Enfin Véronique dit: «Voulez-vous s'il vous plaît nous dire où vous étiez la nuit que les saphirs ont été volés? »
«Je suis un suspect, maintenant?! » s'exclama Durand. «Il est clair que vous êtes désespéré d'un plomb. »
«En fait, » Véronique commença, « je pense que nous pouvons avoir quelques nouvelles informations concernant le sort des bijoux. »
« Est-ce vrai? » Agent Durand répliqua. « Qu'est-ce qui vous fait penser cela? »
« Nous avons eu une conversation avec M. Bertrand au Louvre cet après-midi. Il nous a donné une nouvelle perspective, » expliqua Pierre. Il y avait une longue pause pendant laquelle les trois agents ne dit rien.

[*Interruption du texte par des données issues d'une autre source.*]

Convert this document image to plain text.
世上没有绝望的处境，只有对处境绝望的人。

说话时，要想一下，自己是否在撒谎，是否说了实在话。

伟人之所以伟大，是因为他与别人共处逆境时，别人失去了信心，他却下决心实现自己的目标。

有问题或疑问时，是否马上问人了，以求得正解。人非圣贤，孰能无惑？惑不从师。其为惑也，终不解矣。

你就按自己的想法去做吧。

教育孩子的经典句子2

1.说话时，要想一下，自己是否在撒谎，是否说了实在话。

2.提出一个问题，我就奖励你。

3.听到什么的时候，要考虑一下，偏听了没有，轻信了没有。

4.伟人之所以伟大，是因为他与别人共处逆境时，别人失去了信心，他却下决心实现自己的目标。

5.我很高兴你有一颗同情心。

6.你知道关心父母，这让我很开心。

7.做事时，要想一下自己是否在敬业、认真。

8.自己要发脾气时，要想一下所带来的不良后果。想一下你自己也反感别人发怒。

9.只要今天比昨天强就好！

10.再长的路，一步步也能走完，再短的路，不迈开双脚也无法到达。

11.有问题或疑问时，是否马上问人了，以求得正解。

Enfin Véronique dit: «Voulez-vous s'il vous plaît nous dire où vous étiez la nuit que les saphirs ont été volés? »
«Je suis un suspect, maintenant?! » s'exclama Durand. «Il est clair que vous êtes désespéré d'un plomb. »
En ce moment, un
courrier entra: « J'ai un paquet pour M. Durand. » Il
accepta le paquet sans un mot. Mais Véronique ne laissez
pas le changement de sujet. Elle exigea de savoir ce qui
était dans le paquet. L'agitation causée autres agents de
prendre connaissance. Bientôt, l'ensemble du bureau était au
courant de la situation. Finalement, Durand ne pouvait pas manier
la pression plus longtemps.
« Oui! Je
leur ai volé! Les voilà! » Il ouvrit le paquet et les saphirs se
répandit sur son bureau. « Je ne sais pas quoi faire! Il ne
devait pas de les renvoyer! M. Boisseau était censé acheter
les bijoux et les garder. Le sentier se serait terminé avec
lui et personne n'aurait jamais soupçonné mon rôle dans tout
cela. »
Bientôt après la
confession étonnante d'agent Durand, il a été emmené en
détention. Véronique et Pierre repensèrent à cette étrange
série d'événements qui conduit à résoudre le mystère. « Quelques
aventures et un peu de chance peut conduire à de
grands résultats,» conclu Véronique avec un sourire.